Par cette tendre ardeur dont j’ai chéri Thésée,
Avais-je mérité de m’en voir méprisée ?
De tout ce que j’ai fait considère le fruit.
Quand je suis pour lui seul, c’est moi seule qu’il fuit.
Pour lui seul je dédaigne une Couronne offerte ;
En séduisant ma Soeur, il conspire ma perte.
De ma foi chaque jour ce sont gages nouveaux,
Je le comble de biens ; il m’accable de maux,
Et par une rigueur jusqu’au bout poursuivie,
Quand j’empêche sa mort, il m’arrache la vie.
Après l’indigne éclat d’un procédé si noir,
Je ne m’étonne plus qu’il craigne de me voir.
La honte qu’il en a lui fait fuir ma rencontre ;
Mais enfin à mes yeux il faudra qu’il se montre.
Nous verrons s’il tiendra contre ce qu’il me doit,
Mes larmes parleront ; c’en est fait, s’il les voit.
Ne les contraignons plus, et par cette foiblesse
De son cœur étonné surprenons la tendresse.
Ayant à mon amour immolé ma raison,
La peur d’en faire trop seroit hors de saison.

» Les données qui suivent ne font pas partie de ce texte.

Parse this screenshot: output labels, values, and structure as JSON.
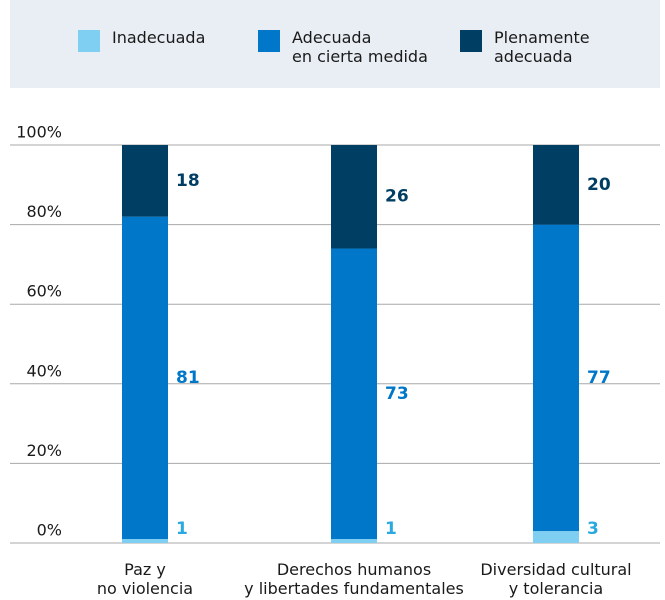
{
  "chart_data": {
    "type": "stacked_bar",
    "categories": [
      "Paz y\nno violencia",
      "Derechos humanos\ny libertades fundamentales",
      "Diversidad cultural\ny tolerancia"
    ],
    "series": [
      {
        "name": "Inadecuada",
        "color": "#7fcff2",
        "label_color": "#2aa9e0",
        "values": [
          1,
          1,
          3
        ]
      },
      {
        "name": "Adecuada\nen cierta medida",
        "color": "#0077c8",
        "label_color": "#0077c8",
        "values": [
          81,
          73,
          77
        ]
      },
      {
        "name": "Plenamente\nadecuada",
        "color": "#003f63",
        "label_color": "#003f63",
        "values": [
          18,
          26,
          20
        ]
      }
    ],
    "ylim": [
      0,
      100
    ],
    "yticks": [
      {
        "value": 0,
        "label": "0%"
      },
      {
        "value": 20,
        "label": "20%"
      },
      {
        "value": 40,
        "label": "40%"
      },
      {
        "value": 60,
        "label": "60%"
      },
      {
        "value": 80,
        "label": "80%"
      },
      {
        "value": 100,
        "label": "100%"
      }
    ],
    "grid": true
  }
}
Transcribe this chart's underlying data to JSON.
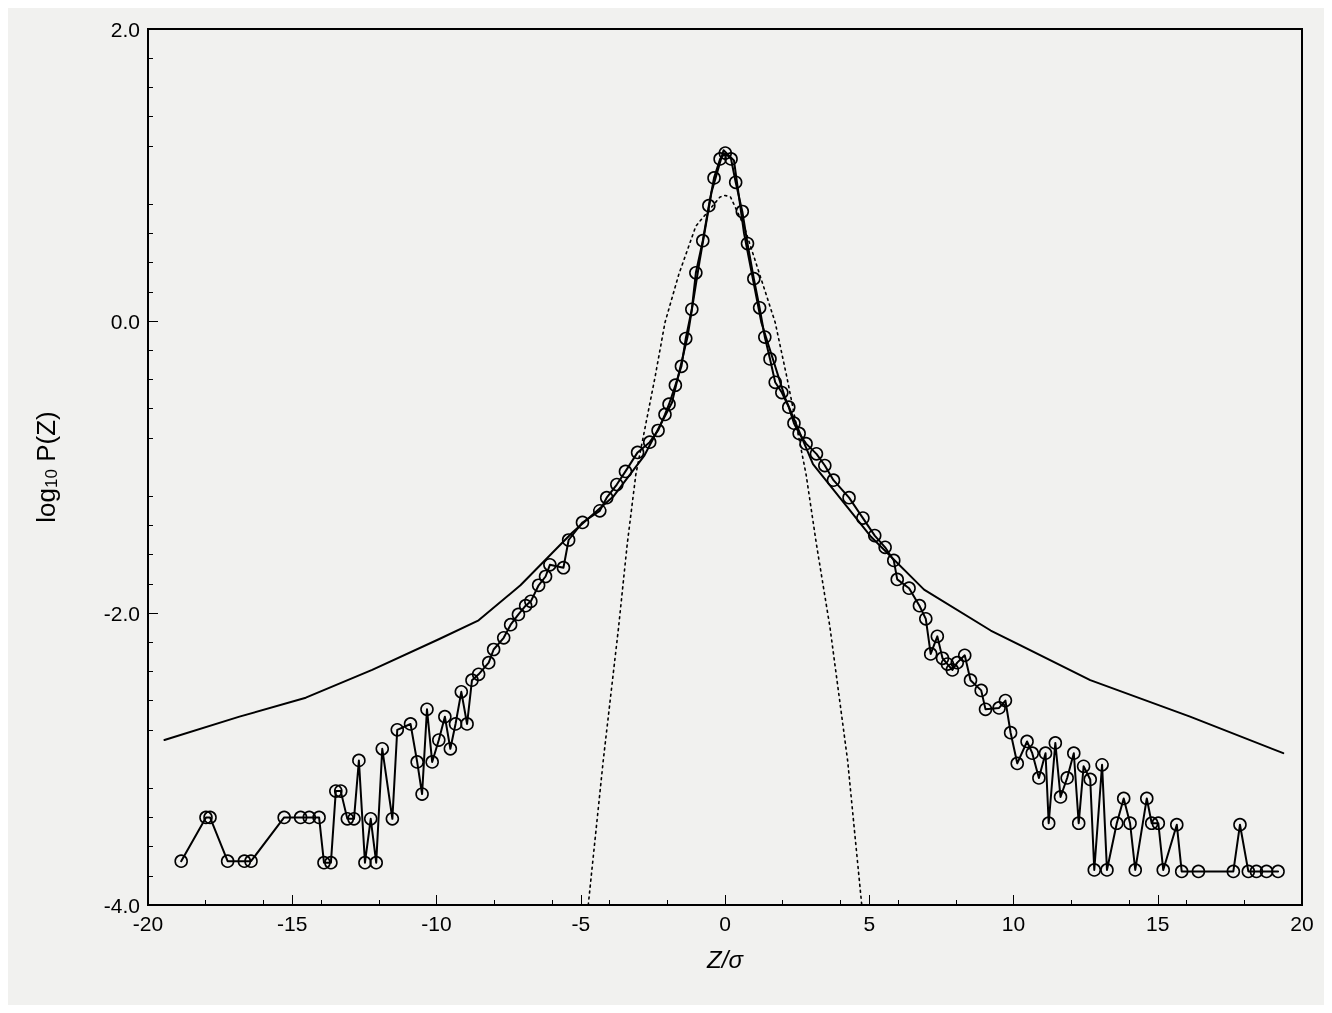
{
  "chart_data": {
    "type": "line",
    "xlabel": "Z/σ",
    "ylabel": "log$_{10}$ P(Z)",
    "xlim": [
      -20,
      20
    ],
    "xticks": [
      -20,
      -15,
      -10,
      -5,
      0,
      5,
      10,
      15,
      20
    ],
    "ylim": [
      -4,
      2
    ],
    "yticks": [
      {
        "value": -4,
        "label": "-4.0"
      },
      {
        "value": -2,
        "label": "-2.0"
      },
      {
        "value": 0,
        "label": "0.0"
      },
      {
        "value": 2,
        "label": "2.0"
      }
    ],
    "grid": false,
    "series": [
      {
        "color": "#000000",
        "marker": "circle",
        "line_style": "solid",
        "x": [
          -18.85,
          -17.99,
          -17.85,
          -17.24,
          -16.66,
          -16.43,
          -15.28,
          -14.71,
          -14.41,
          -14.07,
          -13.9,
          -13.66,
          -13.49,
          -13.32,
          -13.09,
          -12.86,
          -12.69,
          -12.48,
          -12.28,
          -12.09,
          -11.88,
          -11.53,
          -11.36,
          -10.9,
          -10.67,
          -10.5,
          -10.33,
          -10.15,
          -9.92,
          -9.71,
          -9.52,
          -9.34,
          -9.14,
          -8.94,
          -8.77,
          -8.54,
          -8.19,
          -8.02,
          -7.67,
          -7.43,
          -7.16,
          -6.91,
          -6.73,
          -6.46,
          -6.22,
          -6.07,
          -5.6,
          -5.42,
          -4.94,
          -4.34,
          -4.1,
          -3.75,
          -3.45,
          -3.03,
          -2.61,
          -2.32,
          -2.08,
          -1.94,
          -1.72,
          -1.51,
          -1.36,
          -1.15,
          -1.01,
          -0.77,
          -0.56,
          -0.38,
          -0.17,
          0.01,
          0.21,
          0.37,
          0.6,
          0.78,
          1.0,
          1.2,
          1.38,
          1.56,
          1.74,
          1.97,
          2.21,
          2.39,
          2.57,
          2.81,
          3.17,
          3.46,
          3.76,
          4.3,
          4.78,
          5.19,
          5.55,
          5.85,
          5.97,
          6.38,
          6.74,
          6.96,
          7.13,
          7.36,
          7.54,
          7.71,
          7.88,
          8.05,
          8.31,
          8.51,
          8.88,
          9.03,
          9.5,
          9.72,
          9.9,
          10.13,
          10.47,
          10.65,
          10.88,
          11.11,
          11.22,
          11.45,
          11.63,
          11.86,
          12.09,
          12.26,
          12.43,
          12.66,
          12.8,
          13.07,
          13.24,
          13.58,
          13.82,
          14.04,
          14.22,
          14.62,
          14.79,
          15.02,
          15.19,
          15.66,
          15.83,
          16.41,
          17.62,
          17.85,
          18.14,
          18.42,
          18.77,
          19.17
        ],
        "values": [
          -3.7,
          -3.4,
          -3.4,
          -3.7,
          -3.7,
          -3.7,
          -3.4,
          -3.4,
          -3.4,
          -3.4,
          -3.71,
          -3.71,
          -3.22,
          -3.22,
          -3.41,
          -3.41,
          -3.01,
          -3.71,
          -3.41,
          -3.71,
          -2.93,
          -3.41,
          -2.8,
          -2.76,
          -3.02,
          -3.24,
          -2.66,
          -3.02,
          -2.87,
          -2.71,
          -2.93,
          -2.76,
          -2.54,
          -2.76,
          -2.46,
          -2.42,
          -2.34,
          -2.25,
          -2.17,
          -2.08,
          -2.01,
          -1.95,
          -1.92,
          -1.81,
          -1.75,
          -1.67,
          -1.69,
          -1.5,
          -1.38,
          -1.3,
          -1.21,
          -1.12,
          -1.03,
          -0.9,
          -0.83,
          -0.75,
          -0.64,
          -0.57,
          -0.44,
          -0.31,
          -0.12,
          0.08,
          0.33,
          0.55,
          0.79,
          0.98,
          1.11,
          1.15,
          1.11,
          0.95,
          0.75,
          0.53,
          0.29,
          0.09,
          -0.11,
          -0.26,
          -0.42,
          -0.49,
          -0.59,
          -0.7,
          -0.77,
          -0.84,
          -0.91,
          -0.99,
          -1.09,
          -1.21,
          -1.35,
          -1.47,
          -1.55,
          -1.64,
          -1.77,
          -1.83,
          -1.95,
          -2.04,
          -2.28,
          -2.16,
          -2.31,
          -2.35,
          -2.39,
          -2.34,
          -2.29,
          -2.46,
          -2.53,
          -2.66,
          -2.65,
          -2.6,
          -2.82,
          -3.03,
          -2.88,
          -2.96,
          -3.13,
          -2.96,
          -3.44,
          -2.89,
          -3.26,
          -3.13,
          -2.96,
          -3.44,
          -3.05,
          -3.14,
          -3.76,
          -3.04,
          -3.76,
          -3.44,
          -3.27,
          -3.44,
          -3.76,
          -3.27,
          -3.44,
          -3.44,
          -3.76,
          -3.45,
          -3.77,
          -3.77,
          -3.77,
          -3.45,
          -3.77,
          -3.77,
          -3.77,
          -3.77
        ]
      },
      {
        "color": "#000000",
        "marker": "none",
        "line_style": "solid",
        "x": [
          -19.43,
          -16.83,
          -14.53,
          -12.23,
          -9.92,
          -8.54,
          -7.09,
          -5.3,
          -3.86,
          -2.79,
          -1.84,
          -1.3,
          -0.88,
          -0.47,
          -0.05,
          0.31,
          0.66,
          1.26,
          2.09,
          3.05,
          5.07,
          6.9,
          9.21,
          12.66,
          16.12,
          19.35
        ],
        "values": [
          -2.87,
          -2.71,
          -2.58,
          -2.39,
          -2.18,
          -2.05,
          -1.81,
          -1.45,
          -1.2,
          -0.92,
          -0.56,
          -0.11,
          0.41,
          0.88,
          1.17,
          1.1,
          0.6,
          -0.01,
          -0.53,
          -0.98,
          -1.48,
          -1.84,
          -2.12,
          -2.46,
          -2.71,
          -2.96
        ]
      },
      {
        "color": "#000000",
        "marker": "none",
        "line_style": "dotted",
        "x": [
          -4.74,
          -4.22,
          -3.69,
          -3.39,
          -3.09,
          -2.79,
          -2.43,
          -2.08,
          -1.6,
          -1.01,
          -0.17,
          0,
          0.19,
          0.66,
          1.2,
          1.74,
          2.15,
          2.51,
          2.81,
          3.17,
          3.64,
          4.25,
          4.74
        ],
        "values": [
          -4,
          -3.01,
          -2.1,
          -1.53,
          -1.05,
          -0.75,
          -0.39,
          -0.01,
          0.32,
          0.65,
          0.85,
          0.86,
          0.85,
          0.65,
          0.32,
          -0.01,
          -0.39,
          -0.75,
          -1.05,
          -1.53,
          -2.1,
          -3.01,
          -4
        ]
      }
    ]
  }
}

Plus d’égard à ma gloire ; approuvée, ou blâmée,
J’aurai tout fait pour moi, si je demeure aimée.
Mais à quel lâche espoir mon trouble me réduit ?
Si j’aime encor Thésée, oubliai-je qu’il fuit ?
Peut-être en ce moment aux pieds de ma Rivale
Il rit des vains projets où mon cœur se ravale.
Tous deux peut-être… Ah Ciel ! Nérine, empêche-moi
D’ouïr ce que j’entends, de voir ce que je vois.